Pour terminer cette journée, Philippe Corentin Le Pape, de l’Agence bibliographique de l’enseignement supérieur (Abes), a présenté les principes adoptés pour le Sudoc qui devrait migrer vers Unicode en 2003 :

– double écriture en transcrivant la plupart des données descriptives (vedettes et titres) une fois dans l’écriture du document, une fois en écriture latine selon un système de romanisation normalisé (Iso) ;

– format Unimarc, avec, dans chaque champ doublé, un sous-champ $6 donnant l’information sur la justification de la répétition du champ et un numéro d’appariement ; en outre, le second champ de chaque couple comprendra dans un sous-champ $7 le code de l’écriture des données du champ.

Pour les notices d’autorité, qui contiennent des noms propres, il reste le problème des données d’autorité fournies par la Bibliothèque nationale de France qui ne comportent pas de caractères non latins.

En forme d’exercice pratique, dans une préfiguration de ce que sera à l’Opac du Sudoc l’affichage d’une notice multi-écritures, Philippe Le Pape nous a proposé un exemple assez compliqué mais très parlant, comme il en a le secret, où les participants peu versés dans les étiquettes 200, 225, 410, 327 et autres dollars ont probablement perdu leur latin.
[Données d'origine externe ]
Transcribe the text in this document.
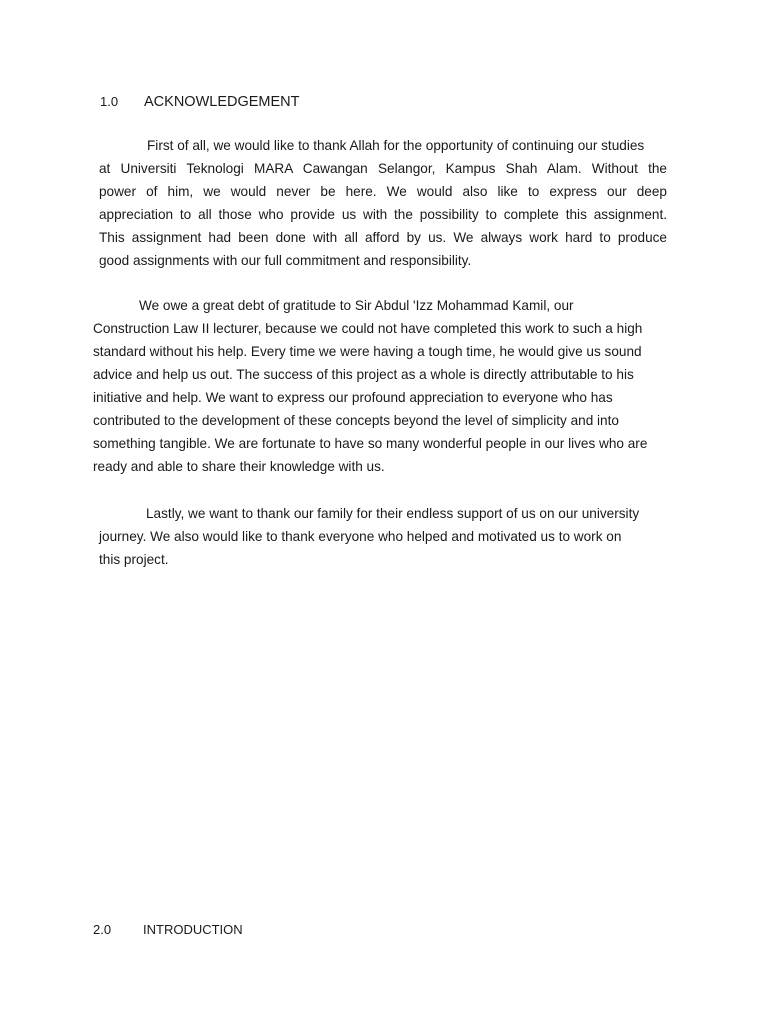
1.0 ACKNOWLEDGEMENT
First of all, we would like to thank Allah for the opportunity of continuing our studies
at Universiti Teknologi MARA Cawangan Selangor, Kampus Shah Alam. Without the
power of him, we would never be here. We would also like to express our deep
appreciation to all those who provide us with the possibility to complete this assignment.
This assignment had been done with all afford by us. We always work hard to produce
good assignments with our full commitment and responsibility.
We owe a great debt of gratitude to Sir Abdul 'Izz Mohammad Kamil, our
Construction Law II lecturer, because we could not have completed this work to such a high
standard without his help. Every time we were having a tough time, he would give us sound
advice and help us out. The success of this project as a whole is directly attributable to his
initiative and help. We want to express our profound appreciation to everyone who has
contributed to the development of these concepts beyond the level of simplicity and into
something tangible. We are fortunate to have so many wonderful people in our lives who are
ready and able to share their knowledge with us.
Lastly, we want to thank our family for their endless support of us on our university
journey. We also would like to thank everyone who helped and motivated us to work on
this project.
2.0 INTRODUCTION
Pour qui est familier des formats, la présentation était limpide.

Lors de la 24e conférence annuelle du Melcom International (Middle East Librarians Commitee) qui s’est déroulée le 28 mai dernier, une table ronde organisée par Annick Bernard, conservateur général honoraire, avait pour thème les échanges des autorités auteurs et titres arabes. L’une des résolutions portait sur l’adoption des formats Marc, du protocole Z 3950 pour l’accès à distance et d’Unicode pour la codification des caractères, mais aussi sur la conservation de la translittération normalisée, quelle que soit l’écriture originale, pour permettre la recherche dans des catalogues collectifs à partir des systèmes locaux qui ne sont pas adaptés à la recherche multi-écritures.

La Bulac devrait sans doute s’orienter dans la même direction. Les notices de son catalogue, fusion de sources multiples, refléteront dans la diversité de leurs écritures la diversité même des collections multilingues et multi-écritures. L’élaboration des index alphabétiques auteurs et titres, basés sur l’ordre séquentiel d’Unicode, sera certainement d’une construction délicate car il n’est pas envisageable de les scinder par langue, l’objectif des architectes de ces catalogues étant de faciliter l’interrogation et de rendre pertinente la recherche, quelles que soient la langue et l’écriture du lecteur, de l’ouvrage et de la notice.

La conception des catalogues des grandes bibliothèques nationales et des catalogues collectifs, la pratique d’Internet, passeront par des modifications et des choix nouveaux dans le traitement et la gestion des collections documentaires pour répondre aux attentes et exigences des utilisateurs.